Ji Hua Laboratory, Department of Engineering Research Center for Intelligent Robotics, Foshan, China.
Front Neurorobot. 2023 Jul 6;17:1039644. doi: 10.3389/fnbot.2023.1039644. eCollection 2023.
This paper proposes a self-learning Monte Carlo tree search algorithm (SL-MCTS), which has the ability to continuously improve its problem-solving ability in single-player scenarios. SL-MCTS combines the MCTS algorithm with a two-branch neural network (PV-Network). The MCTS architecture can balance the search for exploration and exploitation. PV-Network replaces the rollout process of MCTS and predicts the promising search direction and the value of nodes, which increases the MCTS convergence speed and search efficiency. The paper proposes an effective method to assess the trajectory of the current model during the self-learning process by comparing the performance of the current model with that of its best-performing historical model.
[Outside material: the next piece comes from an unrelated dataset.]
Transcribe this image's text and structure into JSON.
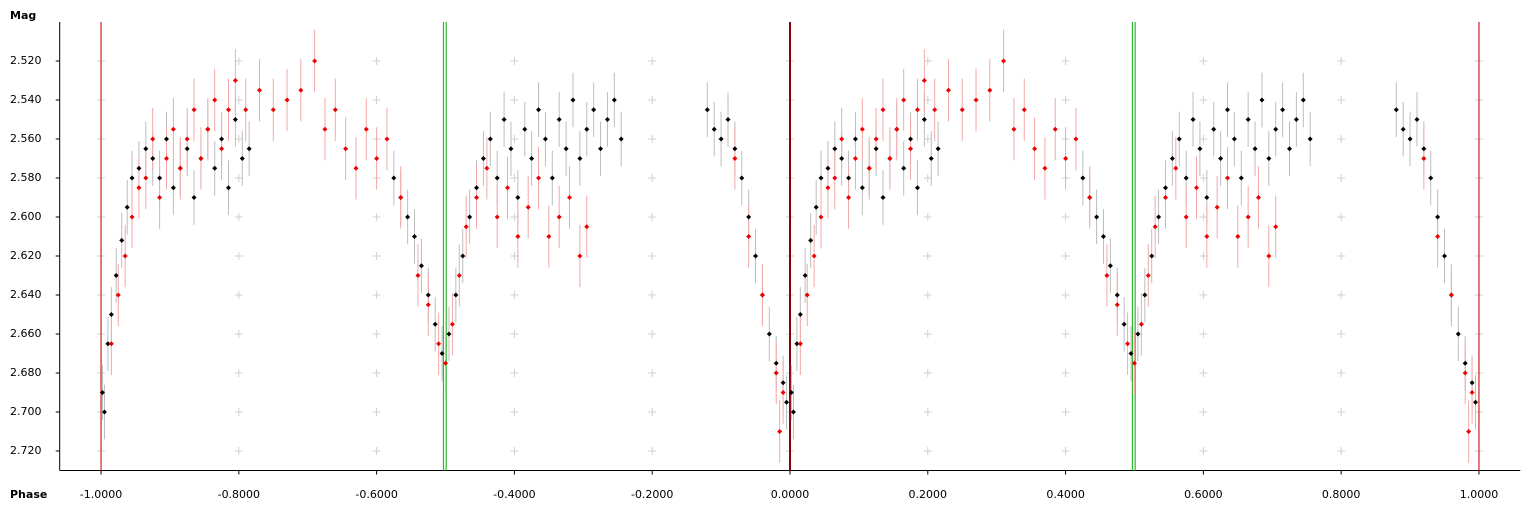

Additionally, this method can encourage SL-MCTS to generate optimal solutions during the self-learning process. We evaluate the performance of SL-MCTS on the robot path planning scenario. The experimental results show that the performance of SL-MCTS is far superior to the traditional MCTS and single-player MCTS algorithms in terms of path quality and time consumption, especially its time consumption is half less than that of the traditional MCTS algorithms. SL-MCTS also performs comparably to other iterative-based search algorithms designed specifically for path planning tasks.
本文提出了一种自学习蒙特卡洛树搜索算法(SL-MCTS),该算法能够在单人场景中不断提高其解决问题的能力。SL-MCTS将蒙特卡洛树搜索算法与一个双分支神经网络(PV-Network)相结合。蒙特卡洛树搜索架构能够平衡探索与利用的搜索。PV-Network取代了蒙特卡洛树搜索的模拟过程,并预测有前景的搜索方向和节点的值,这提高了蒙特卡洛树搜索的收敛速度和搜索效率。本文提出了一种有效的方法,通过将当前模型的性能与其表现最佳的历史模型的性能进行比较,来评估自学习过程中当前模型的轨迹。此外,该方法能够促使SL-MCTS在自学习过程中生成最优解。我们在机器人路径规划场景中评估了SL-MCTS的性能。实验结果表明,SL-MCTS在路径质量和时间消耗方面的性能远远优于传统蒙特卡洛树搜索算法和单人蒙特卡洛树搜索算法,尤其是其时间消耗比传统蒙特卡洛树搜索算法少一半。SL-MCTS的性能也与专门为路径规划任务设计的其他基于迭代的搜索算法相当。